Проговорив эти слова, Потемкин на мгновение остановился, устремив на Екатерину свой пристальный, глубокий взгляд. Через несколько мгновений он продолжал, но как-то мягче, нежнее, выразительнее. Потемкин обладал необыкновенною способностью до чрезвычайности разнообразить модуляцию своего голоса и давать этим своей речи особую гибкость и выразительность.
Он стал говорить от себя, фельдмаршала и всей армии об общей радости, что могут принести своей государыне поздравление с победами и миром, и выражении общей готовности всего войска не жалеть себя — пролить последнюю каплю крови для пользы службы ее величеству. Он говорил об общем восторге армии при получении слов ее милостивого одобрения; об общем счастии, что через него они могут ратификованный славный трактат мира вместе с другими трофеями войны повергнуть к священным стопам своей милостивой и обожаемой ими государыни.
При последних словах он раскрыл явившийся вдруг у него в руках ковчежец, которого до того Екатерина не заметила, вынул из него подлинный трактат с привешенными к нему золотыми печатями султана и, припав на одно колено, коснулся трактатом ног государыни, потом подал его Екатерине.

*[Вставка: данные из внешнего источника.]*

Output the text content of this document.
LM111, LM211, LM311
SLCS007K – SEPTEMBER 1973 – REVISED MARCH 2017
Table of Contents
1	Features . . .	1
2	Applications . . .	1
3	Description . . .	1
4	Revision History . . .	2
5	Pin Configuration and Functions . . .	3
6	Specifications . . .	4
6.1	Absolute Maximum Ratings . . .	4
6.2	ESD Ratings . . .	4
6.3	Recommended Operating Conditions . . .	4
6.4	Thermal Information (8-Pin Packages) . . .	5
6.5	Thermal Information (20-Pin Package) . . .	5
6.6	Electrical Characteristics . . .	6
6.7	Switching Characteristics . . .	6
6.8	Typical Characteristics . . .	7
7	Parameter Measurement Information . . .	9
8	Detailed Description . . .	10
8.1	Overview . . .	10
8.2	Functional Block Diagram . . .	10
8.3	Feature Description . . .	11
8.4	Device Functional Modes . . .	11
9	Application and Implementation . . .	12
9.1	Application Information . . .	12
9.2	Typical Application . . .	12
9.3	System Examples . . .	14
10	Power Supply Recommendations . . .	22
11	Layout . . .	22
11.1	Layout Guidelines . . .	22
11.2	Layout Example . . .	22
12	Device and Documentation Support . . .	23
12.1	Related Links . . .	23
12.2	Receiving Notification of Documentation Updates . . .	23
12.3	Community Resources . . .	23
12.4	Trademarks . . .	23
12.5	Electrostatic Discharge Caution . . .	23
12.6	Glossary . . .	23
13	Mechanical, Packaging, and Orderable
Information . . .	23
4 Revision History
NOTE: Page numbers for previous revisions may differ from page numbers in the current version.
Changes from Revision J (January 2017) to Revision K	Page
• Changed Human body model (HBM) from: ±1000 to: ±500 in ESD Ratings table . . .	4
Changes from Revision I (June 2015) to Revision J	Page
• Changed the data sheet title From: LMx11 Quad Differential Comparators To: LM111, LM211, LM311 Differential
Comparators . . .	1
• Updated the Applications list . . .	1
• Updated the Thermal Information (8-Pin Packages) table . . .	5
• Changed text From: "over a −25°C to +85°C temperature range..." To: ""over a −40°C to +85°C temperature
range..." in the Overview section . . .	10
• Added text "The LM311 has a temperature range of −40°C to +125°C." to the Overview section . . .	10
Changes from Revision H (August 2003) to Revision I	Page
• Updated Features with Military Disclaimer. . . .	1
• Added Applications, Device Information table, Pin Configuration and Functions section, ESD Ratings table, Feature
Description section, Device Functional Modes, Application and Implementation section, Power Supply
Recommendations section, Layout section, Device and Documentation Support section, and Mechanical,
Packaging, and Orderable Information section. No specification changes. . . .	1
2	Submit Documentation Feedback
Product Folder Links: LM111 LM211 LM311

Государыня была чрезвычайно обрадована, растрогана и поражена. Ее будто несколько смущал пристальный, глубокий, почти неподвижный взгляд Потемкина, но, увлекаемая мелодичностью его речи и радостными известиями, которые он привез, она не обратила на то внимания. Она сама не знала почему, но чувствовала, что ее охватил прилив радости, будто она о привезенном трактате ничего не слыхала. И удивительно ли? Трактат этот представлял полное удовлетворение ее желаний, полное торжество ее самолюбия; благодаря этому трактату, она становилась на пьедестал европейского величия. Ей даже казалось, что будто эта радость ее есть отклик на мелодическую речь Потемкина, отклик, вызванный его полунеподвижным взглядом, глубину которого она в ту минуту чувствовала.
— Приветствую вас, генерал, — весело сказала Екатерина, обдавая его мягкостью своего взора и ясностью своей светлой улыбки. — Очень рада вас видеть! Вы добрый вестник, а доброму вестнику всегда сердечный привет!
И она подала ему руку. Потемкин поцеловал ее почтительно, но не так, как целовали руку императрицы ежедневно все, кому только она ее подавала. В его поцелуе будто чувствовалась особая преданность, какая-то нежность, какая-то не то мольба, не то желание, которое как бы исходило из самого поцелуя; казалось даже, будто он удержал ее царскую ручку в своих руках несколько больше, чем это требуется придворным этикетом.
— Садитесь, генерал! Вы наш дорогой гость! Надеюсь, вы оставили фельдмаршала здоровым? — спросила Екатерина.
Потемкин встал с колен, опустил ее руку, еще раз пристально вглядываясь в ее лицо, и только потом отдал ей общепринятый поклон, касаясь рукой пола, и сел по ее вторичному приглашению.
Он стал докладывать ей о состоянии армии, о чувствах, одушевляющих войска — чувствах беспредельной к ней преданности.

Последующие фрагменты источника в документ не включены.